British researchers have figured it out. Colistin, it seems, “punches holes in bacteria, causing them to pop like balloons.”
This is good to know. Learning how colistin punches through both a bacteria’s membranes led them to figure a way to make it work even better by making that process easier using a new, experimental drug called murepavadin.
Clinical trials “are due to begin shortly.”
A new study out of Germany found that salt has a pair of interesting effects on the immune system. When exposed to high sodium concentrations, immune cells, it seems, take in less oxygen and their mitochondria produce less ATP.
The result, though, was only half bad. Those immune cells — patrolling monocytes — “were able to fight off infections more effectively,” after sodium exposure, but at the same time, “this could also promote inflammation, which might increase cardiovascular risk.”
The effect is quick, too:
The findings showed that the dampening effect on mitochondria doesn’t just occur after an extended period of increased salt intake – it also happens after a single pizza.
So is salt bad for your body? As is so often the case, it depends.
The latest answer to the question “Is technology bad for kids?” seems to be “No.”
Sure, adolescents are using a lot more technology over the past 30 years, but British researchers looked at records of more than 430,000 U.K. and U.S. adolescents and whether social media, television, and digital devices in general caused emotional problems.
In fact, other than a slight uptick in emotional problems because of social media, “The study found no consistent changes in technology engagement’s associations with conduct problems or suicidality.”
Then again, people have been worried about technology like this for a long time:
The constant diffusion of statements in snippets, the constant excitements of feeling unjustified by fact, the constant formation of hasty or erroneous opinions, must in the end, one would think, deteriorate the intelligence of all to whom the telegraph appeals. (The Spectator, November 9, 1889)

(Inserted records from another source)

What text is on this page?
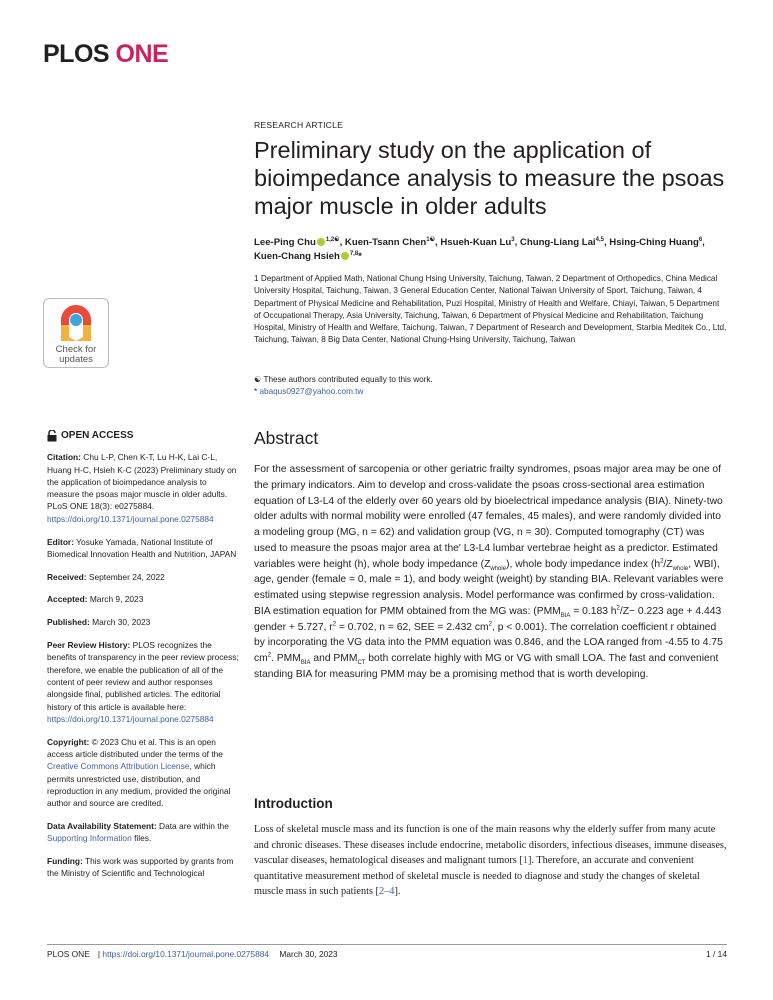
PLOS ONE
Check for
updates

OPEN ACCESS

Citation: Chu L-P, Chen K-T, Lu H-K, Lai C-L, Huang H-C, Hsieh K-C (2023) Preliminary study on the application of bioimpedance analysis to measure the psoas major muscle in older adults. PLoS ONE 18(3): e0275884. https://doi.org/10.1371/journal.pone.0275884

Editor: Yosuke Yamada, National Institute of Biomedical Innovation Health and Nutrition, JAPAN

Received: September 24, 2022

Accepted: March 9, 2023

Published: March 30, 2023

Peer Review History: PLOS recognizes the benefits of transparency in the peer review process; therefore, we enable the publication of all of the content of peer review and author responses alongside final, published articles. The editorial history of this article is available here: https://doi.org/10.1371/journal.pone.0275884

Copyright: © 2023 Chu et al. This is an open access article distributed under the terms of the Creative Commons Attribution License, which permits unrestricted use, distribution, and reproduction in any medium, provided the original author and source are credited.

Data Availability Statement: Data are within the Supporting Information files.

Funding: This work was supported by grants from the Ministry of Scientific and Technological

RESEARCH ARTICLE
Preliminary study on the application of bioimpedance analysis to measure the psoas major muscle in older adults
Lee-Ping Chu $^{1,2☯}$, Kuen-Tsann Chen$^{1☯}$, Hsueh-Kuan Lu$^3$, Chung-Liang Lai$^{4,5}$, Hsing-Ching Huang$^6$, Kuen-Chang Hsieh $^{7,8}$*
1 Department of Applied Math, National Chung Hsing University, Taichung, Taiwan, 2 Department of Orthopedics, China Medical University Hospital, Taichung, Taiwan, 3 General Education Center, National Taiwan University of Sport, Taichung, Taiwan, 4 Department of Physical Medicine and Rehabilitation, Puzi Hospital, Ministry of Health and Welfare, Chiayi, Taiwan, 5 Department of Occupational Therapy, Asia University, Taichung, Taiwan, 6 Department of Physical Medicine and Rehabilitation, Taichung Hospital, Ministry of Health and Welfare, Taichung, Taiwan, 7 Department of Research and Development, Starbia Meditek Co., Ltd, Taichung, Taiwan, 8 Big Data Center, National Chung-Hsing University, Taichung, Taiwan
☯ These authors contributed equally to this work.
* abaqus0927@yahoo.com.tw
Abstract
For the assessment of sarcopenia or other geriatric frailty syndromes, psoas major area may be one of the primary indicators. Aim to develop and cross-validate the psoas cross-sectional area estimation equation of L3-L4 of the elderly over 60 years old by bioelectrical impedance analysis (BIA). Ninety-two older adults with normal mobility were enrolled (47 females, 45 males), and were randomly divided into a modeling group (MG, n = 62) and validation group (VG, n = 30). Computed tomography (CT) was used to measure the psoas major area at the' L3-L4 lumbar vertebrae height as a predictor. Estimated variables were height (h), whole body impedance $(Z_{whole})$, whole body impedance index ($h^2/Z_{whole}$, WBI), age, gender (female = 0, male = 1), and body weight (weight) by standing BIA. Relevant variables were estimated using stepwise regression analysis. Model performance was confirmed by cross-validation. BIA estimation equation for PMM obtained from the MG was: ($PMM_{BIA} = 0.183$ $h^2/Z- 0.223$ age + 4.443 gender + 5.727, $r^2 = 0.702$, n = 62, SEE = 2.432 $cm^2$, p < 0.001). The correlation coefficient r obtained by incorporating the VG data into the PMM equation was 0.846, and the LOA ranged from -4.55 to 4.75 $cm^2$. $PMM_{BIA}$ and $PMM_{CT}$ both correlate highly with MG or VG with small LOA. The fast and convenient standing BIA for measuring PMM may be a promising method that is worth developing.
Introduction
Loss of skeletal muscle mass and its function is one of the main reasons why the elderly suffer from many acute and chronic diseases. These diseases include endocrine, metabolic disorders, infectious diseases, immune diseases, vascular diseases, hematological diseases and malignant tumors [1]. Therefore, an accurate and convenient quantitative measurement method of skeletal muscle is needed to diagnose and study the changes of skeletal muscle mass in such patients [2–4].
PLOS ONE | https://doi.org/10.1371/journal.pone.0275884 March 30, 2023	1 / 14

Yesterday we told you how Ecstasy — aka MDMA — seems to be a major step forward in the treatment of PTSD. But there’s always nuance, and a Wayne State University psychiatrist warns against thinking of Ecstasy as some sort of instant cure.
Throughout the history of psychiatry, people have become too excited about promising cures like psychoanalysis, ketamine, cannabinoids, virtual reality, propranolol, opioids and memory-enhancing agents for treatment of PTSD and other psychiatric disorders. Although each of these treatments helped some patients, none was a magic bullet.

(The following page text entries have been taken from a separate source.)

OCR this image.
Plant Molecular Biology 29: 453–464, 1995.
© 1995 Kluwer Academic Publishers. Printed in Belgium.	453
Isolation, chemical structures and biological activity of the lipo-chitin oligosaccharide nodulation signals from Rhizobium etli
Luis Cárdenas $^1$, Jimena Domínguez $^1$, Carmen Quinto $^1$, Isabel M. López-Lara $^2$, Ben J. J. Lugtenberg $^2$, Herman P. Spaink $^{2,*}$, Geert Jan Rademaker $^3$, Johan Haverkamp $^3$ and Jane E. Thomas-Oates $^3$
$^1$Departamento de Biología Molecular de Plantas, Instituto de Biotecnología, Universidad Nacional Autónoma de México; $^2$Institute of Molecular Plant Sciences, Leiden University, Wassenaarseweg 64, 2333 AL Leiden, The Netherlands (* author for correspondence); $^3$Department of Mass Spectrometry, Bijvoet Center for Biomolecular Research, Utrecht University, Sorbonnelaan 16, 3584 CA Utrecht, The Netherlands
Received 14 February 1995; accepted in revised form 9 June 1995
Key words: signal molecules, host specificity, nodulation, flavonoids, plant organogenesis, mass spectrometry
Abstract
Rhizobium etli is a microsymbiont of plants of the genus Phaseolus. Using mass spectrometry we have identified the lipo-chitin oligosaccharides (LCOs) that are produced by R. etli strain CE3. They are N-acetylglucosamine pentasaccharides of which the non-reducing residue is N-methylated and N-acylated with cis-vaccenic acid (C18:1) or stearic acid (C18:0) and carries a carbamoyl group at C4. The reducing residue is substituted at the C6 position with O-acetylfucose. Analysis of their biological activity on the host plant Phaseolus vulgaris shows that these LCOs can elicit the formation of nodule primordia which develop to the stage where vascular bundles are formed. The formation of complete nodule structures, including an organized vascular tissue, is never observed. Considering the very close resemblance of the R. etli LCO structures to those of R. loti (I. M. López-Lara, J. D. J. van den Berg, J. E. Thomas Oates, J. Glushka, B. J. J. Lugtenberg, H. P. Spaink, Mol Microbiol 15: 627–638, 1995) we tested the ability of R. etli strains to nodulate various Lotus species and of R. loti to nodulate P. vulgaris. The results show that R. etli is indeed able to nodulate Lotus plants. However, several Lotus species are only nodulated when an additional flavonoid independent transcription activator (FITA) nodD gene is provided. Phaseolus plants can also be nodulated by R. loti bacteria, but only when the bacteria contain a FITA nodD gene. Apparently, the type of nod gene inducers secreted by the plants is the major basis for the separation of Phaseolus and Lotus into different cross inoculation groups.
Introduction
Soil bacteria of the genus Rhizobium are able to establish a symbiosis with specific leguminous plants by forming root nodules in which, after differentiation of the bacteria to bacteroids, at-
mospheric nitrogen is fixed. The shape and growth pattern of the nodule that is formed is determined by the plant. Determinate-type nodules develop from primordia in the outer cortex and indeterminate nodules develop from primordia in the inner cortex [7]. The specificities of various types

When someone’s got a respiratory issue, if it’s bacterial they’ll get an antibiotic, but if it’s viral … well, they’ll probably also get an an antibiotic*, but it won’t do anything.
Still, knowing what kind of infection at work is important, and now Duke researchers think they have a tool to do just that. It can “accurately distinguish between a viral and a bacterial infection for respiratory illness” in less than an hour.

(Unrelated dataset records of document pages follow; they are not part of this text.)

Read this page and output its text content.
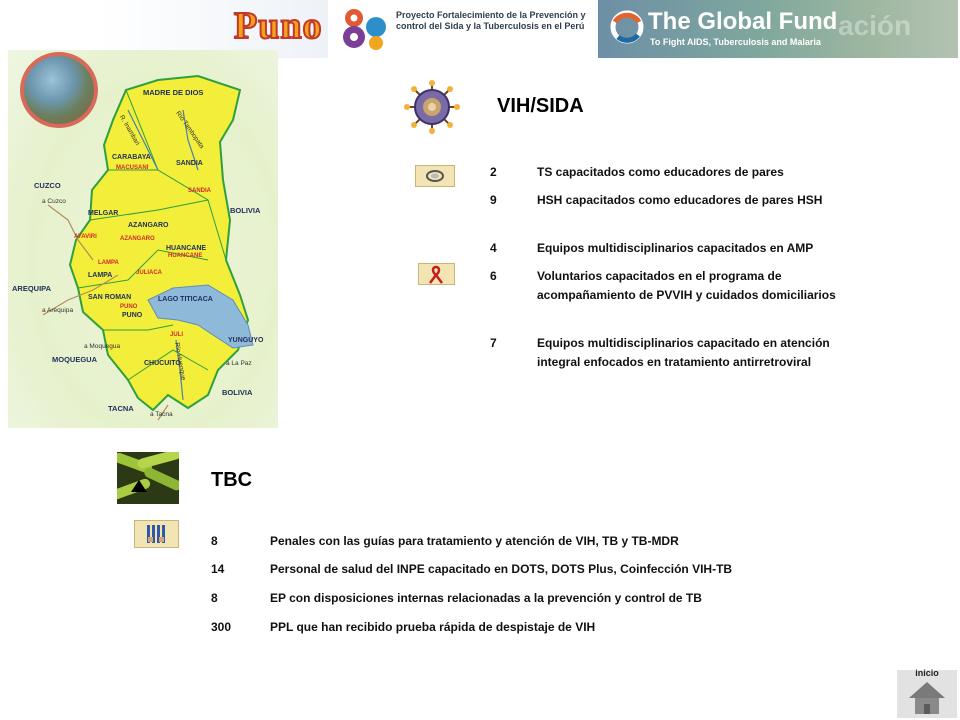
Puno	Proyecto Fortalecimiento de la Prevención y control del Sida y la Tuberculosis en el Perú	The Global Fund
To Fight AIDS, Tuberculosis and Malaria
ación
MADRE DE DIOS
CUZCO
BOLIVIA
AREQUIPA
MOQUEGUA
TACNA
BOLIVIA
CARABAYA
SANDIA
MELGAR
AZANGARO
HUANCANE
LAMPA
SAN ROMAN
PUNO
LAGO TITICACA
CHUCUITO
YUNGUYO
MACUSANI
SANDIA
AYAVIRI	AZANGARO
HUANCANE
LAMPA
JULIACA
PUNO
JULI
a Cuzco
a Arequipa
a Moquegua
a La Paz
a Tacna
R. Inambari	Río Tambopata
Río Huenque
VIH/SIDA
2	TS capacitados como educadores de pares
9	HSH capacitados como educadores de pares HSH
4	Equipos multidisciplinarios capacitados en AMP
6	Voluntarios capacitados en el programa de acompañamiento de PVVIH y cuidados domiciliarios
7	Equipos multidisciplinarios capacitado en atención integral enfocados en tratamiento antirretroviral
TBC
8	Penales con las guías para tratamiento y atención de VIH, TB y TB-MDR
14	Personal de salud del INPE capacitado en DOTS, DOTS Plus, Coinfección VIH-TB
8	EP con disposiciones internas relacionadas a la prevención y control de TB
300	PPL que han recibido prueba rápida de despistaje de VIH
inicio
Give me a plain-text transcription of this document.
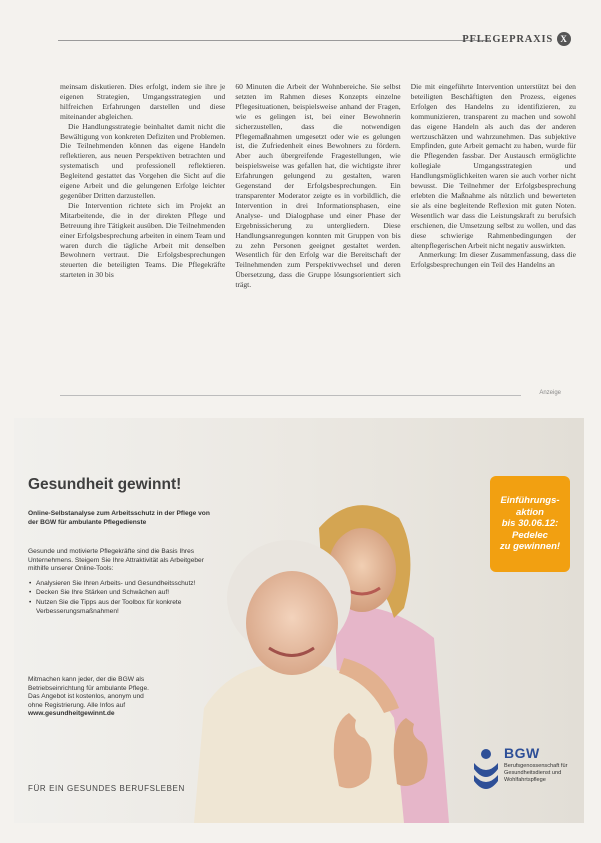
PFLEGEPRAXIS X

meinsam diskutieren. Dies erfolgt, indem sie ihre je eigenen Strategien, Umgangsstrategien und hilfreichen Erfahrungen darstellen und diese miteinander abgleichen.

Die Handlungsstrategie beinhaltet damit nicht die Bewältigung von konkreten Defiziten und Problemen. Die Teilnehmenden können das eigene Handeln reflektieren, aus neuen Perspektiven betrachten und systematisch und professionell reflektieren. Begleitend gestattet das Vorgehen die Sicht auf die eigene Arbeit und die gelungenen Erfolge leichter gegenüber Dritten darzustellen.

Die Intervention richtete sich im Projekt an Mitarbeitende, die in der direkten Pflege und Betreuung ihre Tätigkeit ausüben. Die Teilnehmenden einer Erfolgsbesprechung arbeiten in einem Team und waren durch die tägliche Arbeit mit denselben Bewohnern vertraut. Die Erfolgsbesprechungen steuerten die beteiligten Teams. Die Pflegekräfte starteten in 30 bis

60 Minuten die Arbeit der Wohnbereiche. Sie selbst setzten im Rahmen dieses Konzepts einzelne Pflegesituationen, beispielsweise anhand der Fragen, wie es gelingen ist, bei einer Bewohnerin sicherzustellen, dass die notwendigen Pflegemaßnahmen umgesetzt oder wie es gelungen ist, die Zufriedenheit eines Bewohners zu fördern. Aber auch übergreifende Fragestellungen, wie beispielsweise was gefallen hat, die wichtigste ihrer Erfahrungen gelungend zu gestalten, waren Gegenstand der Erfolgsbesprechungen. Ein transparenter Moderator zeigte es in vorbildlich, die Intervention in drei Informationsphasen, eine Analyse- und Dialogphase und einer Phase der Ergebnissicherung zu untergliedern. Diese Handlungsanregungen konnten mit Gruppen von bis zu zehn Personen geeignet gestaltet werden. Wesentlich für den Erfolg war die Bereitschaft der Teilnehmenden zum Perspektivwechsel und deren Übersetzung, dass die Gruppe lösungsorientiert sich trägt.

Die mit eingeführte Intervention unterstützt bei den beteiligten Beschäftigten den Prozess, eigenes Erfolgen des Handelns zu identifizieren, zu kommunizieren, transparent zu machen und sowohl das eigene Handeln als auch das der anderen wertzuschätzen und wahrzunehmen. Das subjektive Empfinden, gute Arbeit gemacht zu haben, wurde für die Pflegenden fassbar. Der Austausch ermöglichte kollegiale Umgangsstrategien und Handlungsmöglichkeiten waren sie auch vorher nicht bewusst. Die Teilnehmer der Erfolgsbesprechung erlebten die Maßnahme als nützlich und bewerteten sie als eine begleitende Reflexion mit guten Noten. Wesentlich war dass die Leistungskraft zu berufsich erschienen, die Umsetzung selbst zu wollen, und das diese schwierige Rahmenbedingungen der altenpflegerischen Arbeit nicht negativ auswirkten.

Anmerkung: Im dieser Zusammenfassung, dass die Erfolgsbesprechungen ein Teil des Handelns an

Anzeige
Gesundheit gewinnt!
Online-Selbstanalyse zum Arbeitsschutz in der Pflege von der BGW für ambulante Pflegedienste

Gesunde und motivierte Pflegekräfte sind die Basis Ihres Unternehmens. Steigern Sie Ihre Attraktivität als Arbeitgeber mithilfe unserer Online-Tools:

• Analysieren Sie Ihren Arbeits- und Gesundheitsschutz!
• Decken Sie Ihre Stärken und Schwächen auf!
• Nutzen Sie die Tipps aus der Toolbox für konkrete Verbesserungsmaßnahmen!
Mitmachen kann jeder, der die BGW als Betriebseinrichtung für ambulante Pflege. Das Angebot ist kostenlos, anonym und ohne Registrierung. Alle Infos auf www.gesundheitgewinnt.de
FÜR EIN GESUNDES BERUFSLEBEN
Einführungs-
aktion
bis 30.06.12:
Pedelec
zu gewinnen!
BGW
Berufsgenossenschaft für Gesundheitsdienst und Wohlfahrtspflege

How, you ask? By looking at the body’s gene expression, of course.
The immune system activates one set of genes when fighting bacterial infections and a different set of genes in response to a viral infection.
Even better, it’s not just in the lab — it was tested in the real world.
The headline almost had us signalling for Captain Obvious: “Your stomach may be the secret to fighting obesity”. In fact, it’s not the stomach — it’s a protein in the stomach called gastrokine-1 (GKN1). It seems that GKN1 messes with gut bacteria in such a way that the body accumulates fat. Block GKN1 and, well…
Models without GKN1 weighed less and had lower levels of total body fat and higher percentages of lean mass — despite consuming the same amount of food. When put on a high-fat diet, models without GKN1 showed a resistance to weight gain, increased body fat and hepatic inflammation.
Next up will be finding a viable way to block production of the protein, and maybe have a new way to fight obesity.
“Decapitated worms ‘see’ with their headless bodies,” which includes the rather unsurprising phrase, “Removing an animal’s head might seem like an odd way to conduct behavior experiments.”